ブルトレから新幹線まで「食堂車」黄金期の記憶 かつては全国を走っていた「鉄道の旅の楽しみ」
一方、それまでの食堂車が衰退する中で、JR発足後の1980年代後半から食堂車の代名詞となったのが寝台特急の豪華食堂車だ。
そのはしりとなったのは1988年3月、青函トンネル開業に合わせて上野―札幌間で運行を開始した「北斗星」で、JR東日本担当編成、JR北海道担当編成でそれぞれインテリアが異なる食堂車「グランシャリオ」を連結し、予約制でフランス料理のフルコースディナーや懐石御膳が味わえた。
1989年7月には大阪―札幌間を結ぶ「トワイライトエクスプレス」が営業運転を開始し、こちらも同じく予約制のフルコースディナーを味わえる食堂車「ダイナープレヤデス」を連結。さらに1999年7月には、オールA寝台2人用個室の「カシオペア」が登場し、2階建て食堂車では一流レストランの雰囲気を楽しめた。
筆者は2001年1月に『旅と鉄道』誌で「カシオペアの食を楽しむ」としてディナーと朝食を取材した。が、盛岡の手前で「奥中山付近豪雪で不通」の情報が入り、朝食は味わえたものの盛岡駅で昼過ぎまで停車。予定外の昼食は「炊き出し」のおにぎりが配られた。ディナーと朝食の取材自体はできたものの、その後新幹線で東京に戻ることになってしまった。豪華列車で炊き出しという、珍しい体験ではあった。
これらの豪華寝台特急も、惜しまれつつ2016年3月までにすべて廃止となり、一般に気軽に乗って利用できた、日本の定期列車における食堂車の歴史は事実上終了した。
日本を走った「オリエント急行」食堂車
最後に、日本を走った豪華国際列車「オリエント急行」についても触れておきたい。1988年にシベリア鉄道を経由して来日したオリエント急行は、軌間の異なる台車を車両メーカーで交換し、日本国内では車籍を田町客車区所属の車両として走行した。
来日したオリエント急行には2両の食堂車があり、料理は一流シェフが原材料から調理する一流レストラン並み、サービスは本場欧州のギャルソン(給仕)が担った。食堂車の火力は石炭レンジによるもので、国内の防火基準に合致せず走行が危ぶまれたが、これはさまざまな対策を施して“超法規的”に解決され、無事青函トンネルを通過して北海道まで乗り入れた。

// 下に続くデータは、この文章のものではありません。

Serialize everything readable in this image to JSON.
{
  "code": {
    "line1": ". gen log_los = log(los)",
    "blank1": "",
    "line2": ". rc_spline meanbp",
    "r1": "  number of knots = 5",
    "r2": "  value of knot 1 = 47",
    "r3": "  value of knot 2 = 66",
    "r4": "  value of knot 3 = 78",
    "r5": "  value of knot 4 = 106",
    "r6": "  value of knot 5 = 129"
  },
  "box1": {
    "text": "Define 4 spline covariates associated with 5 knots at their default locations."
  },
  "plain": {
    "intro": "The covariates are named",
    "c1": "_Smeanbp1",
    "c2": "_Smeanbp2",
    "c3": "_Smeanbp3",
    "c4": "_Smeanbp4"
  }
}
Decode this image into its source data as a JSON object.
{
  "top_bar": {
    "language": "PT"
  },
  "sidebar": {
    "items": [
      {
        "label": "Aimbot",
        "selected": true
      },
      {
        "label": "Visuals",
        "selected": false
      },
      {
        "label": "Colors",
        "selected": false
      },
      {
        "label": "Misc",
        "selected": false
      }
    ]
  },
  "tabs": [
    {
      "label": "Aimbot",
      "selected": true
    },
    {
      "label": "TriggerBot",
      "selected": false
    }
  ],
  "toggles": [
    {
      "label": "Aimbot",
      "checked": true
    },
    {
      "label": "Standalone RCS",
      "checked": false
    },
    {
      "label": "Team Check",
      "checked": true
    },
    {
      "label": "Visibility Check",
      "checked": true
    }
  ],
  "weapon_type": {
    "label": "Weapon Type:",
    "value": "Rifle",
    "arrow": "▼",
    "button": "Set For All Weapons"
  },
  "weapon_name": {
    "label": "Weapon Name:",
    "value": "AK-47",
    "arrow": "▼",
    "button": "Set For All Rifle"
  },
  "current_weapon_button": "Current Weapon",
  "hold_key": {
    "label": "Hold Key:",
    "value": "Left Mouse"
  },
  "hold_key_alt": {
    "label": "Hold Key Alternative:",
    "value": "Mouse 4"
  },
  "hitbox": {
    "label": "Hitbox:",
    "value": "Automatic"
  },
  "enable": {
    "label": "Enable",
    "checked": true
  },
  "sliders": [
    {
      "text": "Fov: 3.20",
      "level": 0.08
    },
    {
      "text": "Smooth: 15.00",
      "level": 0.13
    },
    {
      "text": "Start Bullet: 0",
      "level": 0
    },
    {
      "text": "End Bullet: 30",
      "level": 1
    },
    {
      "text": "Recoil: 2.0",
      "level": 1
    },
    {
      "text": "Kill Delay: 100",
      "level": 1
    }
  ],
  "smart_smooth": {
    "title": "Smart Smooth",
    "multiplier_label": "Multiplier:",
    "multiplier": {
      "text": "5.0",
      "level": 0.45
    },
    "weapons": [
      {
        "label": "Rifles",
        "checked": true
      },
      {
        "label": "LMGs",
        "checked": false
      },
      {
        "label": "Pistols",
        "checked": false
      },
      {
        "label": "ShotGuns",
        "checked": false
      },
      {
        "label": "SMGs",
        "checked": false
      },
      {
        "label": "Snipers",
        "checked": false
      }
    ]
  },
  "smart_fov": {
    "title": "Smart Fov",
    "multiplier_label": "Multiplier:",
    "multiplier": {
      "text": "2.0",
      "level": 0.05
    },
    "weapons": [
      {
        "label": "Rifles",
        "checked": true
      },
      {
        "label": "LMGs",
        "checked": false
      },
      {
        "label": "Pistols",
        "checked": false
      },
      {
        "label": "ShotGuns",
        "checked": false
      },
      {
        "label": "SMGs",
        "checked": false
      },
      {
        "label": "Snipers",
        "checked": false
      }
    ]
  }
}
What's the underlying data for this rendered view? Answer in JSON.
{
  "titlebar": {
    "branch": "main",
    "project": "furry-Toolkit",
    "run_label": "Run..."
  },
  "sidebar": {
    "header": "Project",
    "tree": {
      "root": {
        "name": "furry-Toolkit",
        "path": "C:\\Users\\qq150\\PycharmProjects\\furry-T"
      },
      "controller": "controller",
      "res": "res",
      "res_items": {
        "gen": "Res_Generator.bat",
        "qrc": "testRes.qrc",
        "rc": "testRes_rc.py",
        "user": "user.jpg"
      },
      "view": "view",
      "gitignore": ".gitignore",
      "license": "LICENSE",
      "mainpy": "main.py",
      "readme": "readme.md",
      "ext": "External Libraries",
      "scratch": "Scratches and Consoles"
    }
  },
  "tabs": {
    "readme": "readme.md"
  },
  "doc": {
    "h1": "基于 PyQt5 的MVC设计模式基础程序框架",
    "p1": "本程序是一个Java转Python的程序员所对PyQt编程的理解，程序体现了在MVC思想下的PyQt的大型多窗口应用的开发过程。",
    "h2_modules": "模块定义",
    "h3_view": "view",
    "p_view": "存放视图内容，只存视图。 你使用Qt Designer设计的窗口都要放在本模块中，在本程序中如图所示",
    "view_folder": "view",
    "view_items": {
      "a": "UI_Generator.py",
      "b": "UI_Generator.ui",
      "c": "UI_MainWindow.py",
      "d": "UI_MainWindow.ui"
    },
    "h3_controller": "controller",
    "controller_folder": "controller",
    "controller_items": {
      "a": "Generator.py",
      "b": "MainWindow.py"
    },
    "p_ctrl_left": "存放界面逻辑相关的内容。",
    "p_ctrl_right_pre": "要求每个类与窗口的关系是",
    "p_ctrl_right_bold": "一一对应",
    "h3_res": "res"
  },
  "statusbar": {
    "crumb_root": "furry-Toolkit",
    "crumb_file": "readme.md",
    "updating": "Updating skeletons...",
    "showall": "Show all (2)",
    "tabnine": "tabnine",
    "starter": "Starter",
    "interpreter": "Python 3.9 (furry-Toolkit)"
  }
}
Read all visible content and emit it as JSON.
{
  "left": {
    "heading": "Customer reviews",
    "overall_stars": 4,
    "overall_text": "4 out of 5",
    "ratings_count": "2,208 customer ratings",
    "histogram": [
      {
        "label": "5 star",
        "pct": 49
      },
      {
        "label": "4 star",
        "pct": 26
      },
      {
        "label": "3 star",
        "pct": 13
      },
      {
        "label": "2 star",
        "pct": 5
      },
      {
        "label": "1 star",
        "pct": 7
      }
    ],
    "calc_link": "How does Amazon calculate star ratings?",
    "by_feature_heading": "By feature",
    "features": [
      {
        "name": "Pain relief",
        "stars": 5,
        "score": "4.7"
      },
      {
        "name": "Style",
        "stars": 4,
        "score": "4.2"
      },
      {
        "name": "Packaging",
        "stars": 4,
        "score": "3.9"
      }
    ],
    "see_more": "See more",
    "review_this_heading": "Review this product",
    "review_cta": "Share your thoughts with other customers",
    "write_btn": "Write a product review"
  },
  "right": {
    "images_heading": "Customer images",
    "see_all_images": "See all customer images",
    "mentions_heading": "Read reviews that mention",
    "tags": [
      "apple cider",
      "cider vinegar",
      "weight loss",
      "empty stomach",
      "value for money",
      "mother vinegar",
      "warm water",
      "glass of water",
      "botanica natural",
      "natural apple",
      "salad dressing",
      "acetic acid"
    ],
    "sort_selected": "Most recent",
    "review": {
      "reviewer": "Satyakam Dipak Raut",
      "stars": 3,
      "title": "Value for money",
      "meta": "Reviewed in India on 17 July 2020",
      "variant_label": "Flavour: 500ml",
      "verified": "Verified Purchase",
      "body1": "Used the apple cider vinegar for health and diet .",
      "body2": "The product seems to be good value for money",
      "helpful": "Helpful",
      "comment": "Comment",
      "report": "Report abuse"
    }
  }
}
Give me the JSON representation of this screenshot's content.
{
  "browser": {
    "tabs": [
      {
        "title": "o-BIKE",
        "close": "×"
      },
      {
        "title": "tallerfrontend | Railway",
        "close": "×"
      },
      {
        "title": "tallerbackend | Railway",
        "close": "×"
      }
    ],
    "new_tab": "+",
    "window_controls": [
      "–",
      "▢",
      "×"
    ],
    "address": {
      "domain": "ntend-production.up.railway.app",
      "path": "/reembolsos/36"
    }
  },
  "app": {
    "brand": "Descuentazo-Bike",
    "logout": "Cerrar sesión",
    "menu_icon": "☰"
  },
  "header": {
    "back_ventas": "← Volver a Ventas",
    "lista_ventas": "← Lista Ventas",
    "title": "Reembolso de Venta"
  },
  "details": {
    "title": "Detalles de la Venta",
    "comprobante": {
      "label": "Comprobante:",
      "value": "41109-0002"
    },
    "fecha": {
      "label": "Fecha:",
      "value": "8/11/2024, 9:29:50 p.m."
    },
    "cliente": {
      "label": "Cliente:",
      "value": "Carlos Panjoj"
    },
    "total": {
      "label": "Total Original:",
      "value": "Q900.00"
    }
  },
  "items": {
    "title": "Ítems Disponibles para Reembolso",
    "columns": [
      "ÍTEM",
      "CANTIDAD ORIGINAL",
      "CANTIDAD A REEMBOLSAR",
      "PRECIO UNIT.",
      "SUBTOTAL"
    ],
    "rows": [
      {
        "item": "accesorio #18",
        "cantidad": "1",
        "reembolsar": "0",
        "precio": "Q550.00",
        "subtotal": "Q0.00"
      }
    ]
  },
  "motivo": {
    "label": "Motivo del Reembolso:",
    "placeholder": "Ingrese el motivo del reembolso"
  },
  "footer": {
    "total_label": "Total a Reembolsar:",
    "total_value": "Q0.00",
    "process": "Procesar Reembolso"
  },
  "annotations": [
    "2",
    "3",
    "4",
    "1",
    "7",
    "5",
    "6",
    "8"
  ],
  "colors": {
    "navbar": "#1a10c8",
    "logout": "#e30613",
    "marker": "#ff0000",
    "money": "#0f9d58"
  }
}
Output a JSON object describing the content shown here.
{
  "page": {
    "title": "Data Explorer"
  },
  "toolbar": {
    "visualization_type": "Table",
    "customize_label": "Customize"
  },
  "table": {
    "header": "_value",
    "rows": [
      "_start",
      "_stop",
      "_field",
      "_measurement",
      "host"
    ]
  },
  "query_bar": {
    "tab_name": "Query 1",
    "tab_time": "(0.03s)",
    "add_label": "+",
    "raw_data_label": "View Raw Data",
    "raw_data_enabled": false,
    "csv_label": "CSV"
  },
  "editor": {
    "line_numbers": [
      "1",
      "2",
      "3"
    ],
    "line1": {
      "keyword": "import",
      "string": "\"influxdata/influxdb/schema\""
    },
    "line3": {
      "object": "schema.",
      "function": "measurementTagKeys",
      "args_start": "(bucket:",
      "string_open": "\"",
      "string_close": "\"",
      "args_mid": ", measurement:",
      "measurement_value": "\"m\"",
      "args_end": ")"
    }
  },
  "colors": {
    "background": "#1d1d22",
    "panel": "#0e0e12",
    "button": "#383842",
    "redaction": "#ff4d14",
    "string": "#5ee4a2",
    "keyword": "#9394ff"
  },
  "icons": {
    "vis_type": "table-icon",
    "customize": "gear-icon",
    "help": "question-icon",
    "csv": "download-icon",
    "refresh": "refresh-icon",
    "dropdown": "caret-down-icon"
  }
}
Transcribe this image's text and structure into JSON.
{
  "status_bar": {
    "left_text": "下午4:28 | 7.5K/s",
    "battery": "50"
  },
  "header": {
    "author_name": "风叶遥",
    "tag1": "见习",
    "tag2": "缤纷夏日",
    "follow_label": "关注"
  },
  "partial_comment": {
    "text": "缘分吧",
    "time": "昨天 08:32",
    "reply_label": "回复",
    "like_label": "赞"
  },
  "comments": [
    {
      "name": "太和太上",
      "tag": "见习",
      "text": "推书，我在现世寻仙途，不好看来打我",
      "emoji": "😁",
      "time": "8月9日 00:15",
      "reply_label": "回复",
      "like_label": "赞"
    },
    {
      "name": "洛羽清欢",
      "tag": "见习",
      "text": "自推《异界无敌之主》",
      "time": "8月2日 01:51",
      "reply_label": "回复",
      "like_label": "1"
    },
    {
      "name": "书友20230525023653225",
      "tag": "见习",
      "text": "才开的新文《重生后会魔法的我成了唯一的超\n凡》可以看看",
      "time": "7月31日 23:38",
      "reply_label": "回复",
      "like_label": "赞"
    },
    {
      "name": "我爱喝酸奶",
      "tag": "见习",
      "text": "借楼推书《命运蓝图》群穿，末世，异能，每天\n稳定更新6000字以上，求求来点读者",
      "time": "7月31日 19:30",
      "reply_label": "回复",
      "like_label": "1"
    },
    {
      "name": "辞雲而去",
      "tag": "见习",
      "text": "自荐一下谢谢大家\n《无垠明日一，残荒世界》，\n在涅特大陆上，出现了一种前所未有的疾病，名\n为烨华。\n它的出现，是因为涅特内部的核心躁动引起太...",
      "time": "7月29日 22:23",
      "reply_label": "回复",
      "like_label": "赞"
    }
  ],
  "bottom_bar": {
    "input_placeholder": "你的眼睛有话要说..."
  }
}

一時的にしろ「日本の客車」としてオリエント急行が存在したことは今でも鉄道関係者たちの語り草になっているし、「北斗星」などのハイグレード食堂車に与えた影響は大きいものがあった。
筆者としては、オリエント急行とまではいかないにしても、「サンライズ出雲・瀬戸」や東京―博多間の「のぞみ」、札幌延伸時の北海道新幹線などに食堂車を――と願いたいが、現在ではもはや実現可能性のないことであろうか。